Par contre, si par les termes « mesures discriminatoires » on entend une discrimination s'exerçant entre diverses catégories de réfugiés, il suffirait alors de remplacer les mots « contre un réfugié » par les mots « entre les réfugiés », en maintenant les mots « sur son territoire ».

M. ROCHEFORT (France) estime qu'il ne peut s'agir d'une discrimination entre les réfugiés, car cela ouvrirait la porte à toutes les mesures discriminatoires. Il suffirait, par exemple, qu'un Etat contractant réserve un traitement préjudiciel à tous les réfugiés pour ne pas contrevenir aux dispositions de la convention.

M. WARREN (Etats-Unis d'Amérique) fait observer que l'article 4, (Dispense de réciprocité) de la Convention prévoit que, dans certains cas, les réfugiés bénéficieront d'un traitement plus favorable que d'autres étrangers. Ceci peut en soi-même, être considéré comme une mesure discriminatoire.

M. HERMENT (Belgique) estime que l'objection formulée par le représentant des Etats-Unis est de pure forme. Il ne peut en effet s'agir d'interdire les mesures discriminatoires en faveur des réfugiés, mais seulement celles qui seraient au détriment des réfugiés.

Peut-être pourrait-on trouver une solution à la difficulté soulevée en disant « contre et entre les réfugiés ». Cette formule couvrirait toutes les possibilités de discrimination.

Le PRESIDENT suggère que les représentants de l'Australie, de la Belgique, des Etats-Unis d'Amérique, de la France et d'Israël se réunissent en groupe de rédaction pour examiner le texte en question et soumettre ensuite à la Conférence un projet sur lequel ils se seront mis d'accord.

M. HERMENT (Belgique) accepte la proposition du Président.

M. Van BOETZELAER (Pays-Bas) pense que le groupe de rédaction pourrait utilement se référer à l'article 3 de la Convention de la Croix-Rouge.

La suggestion du Président est adoptée.

M. MAKIEDO (Yougoslavie) rappelle qu'au cours de la précédente séance il a retiré son amendement (A/CONF.2/22) à l'article 3, parce qu'on avait estimé qu'il élargissait trop la portée de l'article 3. Il croit cependant qu'il faudrait étendre dans une certaine mesure la portée de cet article, car celui-ci ne mentionne que trois raisons de discrimination à savoir : la race, la religion et le pays d'origine.

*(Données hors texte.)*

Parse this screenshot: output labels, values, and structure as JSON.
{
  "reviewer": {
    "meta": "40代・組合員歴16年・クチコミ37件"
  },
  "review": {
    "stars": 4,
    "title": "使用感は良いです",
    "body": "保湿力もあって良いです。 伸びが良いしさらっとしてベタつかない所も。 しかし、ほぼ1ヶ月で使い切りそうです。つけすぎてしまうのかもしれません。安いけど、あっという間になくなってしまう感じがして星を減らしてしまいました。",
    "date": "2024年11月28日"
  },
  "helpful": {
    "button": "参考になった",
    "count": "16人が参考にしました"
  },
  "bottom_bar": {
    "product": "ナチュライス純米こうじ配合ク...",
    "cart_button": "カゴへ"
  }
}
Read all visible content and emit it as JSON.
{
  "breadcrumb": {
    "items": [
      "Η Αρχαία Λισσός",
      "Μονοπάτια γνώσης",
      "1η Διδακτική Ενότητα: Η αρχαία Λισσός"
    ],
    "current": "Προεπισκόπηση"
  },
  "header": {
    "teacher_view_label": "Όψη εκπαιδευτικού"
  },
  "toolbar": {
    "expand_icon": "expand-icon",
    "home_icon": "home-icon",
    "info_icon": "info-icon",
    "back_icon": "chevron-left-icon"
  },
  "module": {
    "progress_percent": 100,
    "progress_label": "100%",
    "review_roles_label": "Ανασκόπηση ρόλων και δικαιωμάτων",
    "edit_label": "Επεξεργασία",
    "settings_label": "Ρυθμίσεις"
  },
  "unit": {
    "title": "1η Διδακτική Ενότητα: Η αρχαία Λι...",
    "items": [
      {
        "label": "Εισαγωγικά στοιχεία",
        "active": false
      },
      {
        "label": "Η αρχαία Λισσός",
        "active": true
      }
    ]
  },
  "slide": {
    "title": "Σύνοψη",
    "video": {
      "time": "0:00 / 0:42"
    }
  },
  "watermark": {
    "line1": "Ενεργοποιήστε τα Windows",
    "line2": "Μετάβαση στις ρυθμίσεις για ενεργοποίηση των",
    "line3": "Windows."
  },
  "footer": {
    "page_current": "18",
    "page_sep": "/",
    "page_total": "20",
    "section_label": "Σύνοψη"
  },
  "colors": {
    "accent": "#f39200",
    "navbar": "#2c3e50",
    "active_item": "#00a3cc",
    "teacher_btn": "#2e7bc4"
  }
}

L'article 2 de la Déclaration universelle des droits de l'homme mentionne d'autres raisons telles que : la couleur, le sexe, la langue et la fortune. Il ne serait peut-être pas possible d'inclure toutes ces raisons dans l'article 3 mais il serait cependant souhaitable d'y faire figurer avant les mots : « en raison de sa race ... » le mot « particulièrement » et après les mots « pays d'origine » les mots « ou de son sexe ». Il ne faut pas oublier qu'une discrimination fondée sur le sexe pourrait entraîner une dispersion des familles.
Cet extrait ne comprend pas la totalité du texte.